The foundational principles make us living stones, an authentic part of the entire church. The voice of God within for those early followers of Jesus, would be those who had internalized Leviticus 19.18: “Take no revenge and cherish no grudge against your own people. You shall love your neighbor as yourself. I am the Lord.” By forgiving, not by grudge-bearing and revenge, will others recognize true disciples of the Lord.
How do we apply the foundational principle of forgiving everyone to those who have explicitly rejected us? What does Jesus teach us specifically about forgiveness in this brief Samaritan-Non-Samaritan episode? Forgiveness, he tells us by his own actions, is sometimes just letting it go, overlooking it so to speak, moving on.
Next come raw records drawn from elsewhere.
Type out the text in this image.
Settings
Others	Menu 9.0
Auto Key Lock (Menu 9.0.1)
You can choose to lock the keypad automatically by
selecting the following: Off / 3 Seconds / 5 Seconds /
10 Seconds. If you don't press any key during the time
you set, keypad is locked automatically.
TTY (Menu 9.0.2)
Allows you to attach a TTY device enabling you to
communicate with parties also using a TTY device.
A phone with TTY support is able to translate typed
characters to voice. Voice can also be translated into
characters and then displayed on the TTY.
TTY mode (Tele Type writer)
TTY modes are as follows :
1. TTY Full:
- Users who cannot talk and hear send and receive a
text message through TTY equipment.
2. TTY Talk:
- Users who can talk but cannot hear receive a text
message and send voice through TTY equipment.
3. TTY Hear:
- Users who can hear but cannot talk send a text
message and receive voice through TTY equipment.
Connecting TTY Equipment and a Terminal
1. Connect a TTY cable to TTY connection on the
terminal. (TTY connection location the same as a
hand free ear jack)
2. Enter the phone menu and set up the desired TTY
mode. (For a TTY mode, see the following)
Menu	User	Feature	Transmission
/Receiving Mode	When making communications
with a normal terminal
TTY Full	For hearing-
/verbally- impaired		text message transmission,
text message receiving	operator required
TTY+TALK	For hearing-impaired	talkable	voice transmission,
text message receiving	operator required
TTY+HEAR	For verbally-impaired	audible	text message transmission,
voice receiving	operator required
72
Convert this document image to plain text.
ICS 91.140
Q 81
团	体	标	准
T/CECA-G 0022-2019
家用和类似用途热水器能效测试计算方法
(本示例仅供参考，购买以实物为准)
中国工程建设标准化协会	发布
Notice the absence of trying to convert “those sinners,” of attempting to make them understand, or even of making efforts to rebuild relationships.
Following Jesus often means working on “our stuff,” and trusting with St. Paul, that “The Lord will rescue me from every evil threat and will bring me safe to his heavenly Kingdom.” (2Tim 4.18) That evil threat is not exclusively from the outside. That evil outer threat has power over us because it touches our inner power center – get even, call down that fire! We are freer to act on the Word of God we hear when we allow God to touch and heal the source of our wounded reactions or responses.
As we truly resolve to follow Jesus, to “Come to him, (believing that each of us is) a living stone, rejected by human beings but chosen and precious in the sight of God,” (1Peter 2.4), we grow in honoring the movement of the Spirit within us. We blossom into wisdom, building on that solid inner stuff with hearts open to the beauty of God every day, allowing ourselves to “be built into a spiritual house to be a holy priesthood.” (1Peter 2.5). Yes, indeed: “Everyone who listens to these words of mine and acts on them will be like a wise man who built his house on rock,” (Matthew 7.24) and will stay with the Lord, hearing Him say, “Follow me,” and freely able to leave to God the things of God.